Other directions that can be explored would be to have role-specific LLMs or specialized neural networks as local models, specifying this to the frontier models (using A2A to communicate this). Potentially communicating at the logit or weight level between the local LLMs could improve their ability to perform tasks. Exploring how these protocols deal with (data leakages)[https://arxiv.org/abs/2410.17127] would also be helpful.

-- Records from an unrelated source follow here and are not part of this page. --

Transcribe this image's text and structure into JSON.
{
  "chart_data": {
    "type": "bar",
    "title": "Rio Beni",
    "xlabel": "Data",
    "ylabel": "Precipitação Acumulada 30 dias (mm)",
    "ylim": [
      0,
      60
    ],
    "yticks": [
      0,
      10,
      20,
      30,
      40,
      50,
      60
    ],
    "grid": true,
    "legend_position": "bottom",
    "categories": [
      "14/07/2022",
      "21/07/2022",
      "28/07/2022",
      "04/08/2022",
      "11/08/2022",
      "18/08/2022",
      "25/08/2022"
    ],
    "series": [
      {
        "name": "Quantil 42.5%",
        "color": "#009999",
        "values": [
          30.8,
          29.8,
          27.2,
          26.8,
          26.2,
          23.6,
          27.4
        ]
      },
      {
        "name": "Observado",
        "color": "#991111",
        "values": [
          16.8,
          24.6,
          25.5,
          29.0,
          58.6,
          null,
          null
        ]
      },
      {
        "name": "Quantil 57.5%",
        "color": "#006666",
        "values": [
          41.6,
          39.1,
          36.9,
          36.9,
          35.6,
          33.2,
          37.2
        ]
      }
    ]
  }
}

Finally protocols that help deal with classical distributed systems problems can be explored within the combined protocol. As discussed in the introduction, problems like network partitions arise where specific LLMs could fail and their messages could fail as well. In this case jobs may not finish and job tasks would need to be restarted. These are problems that could not be dealt with by a simple naive integration of the Minions and A2A protocols. Secondly, there could be hierarchical structures for the group of local LLMs that allow job tasks to be more complex, reducing the costs as the frontier model would need to be used less. Also considering on-prem resources could be highly constrained dealing with dynamic allocation of resources for the local LLMs, there needs to be an exploration of how this can be scheduled correctly to maximize utility usage of available resources. This could be dealt with as a multi-arm bandit problem, for example. The abilities of the LLMs would need to be taken into account.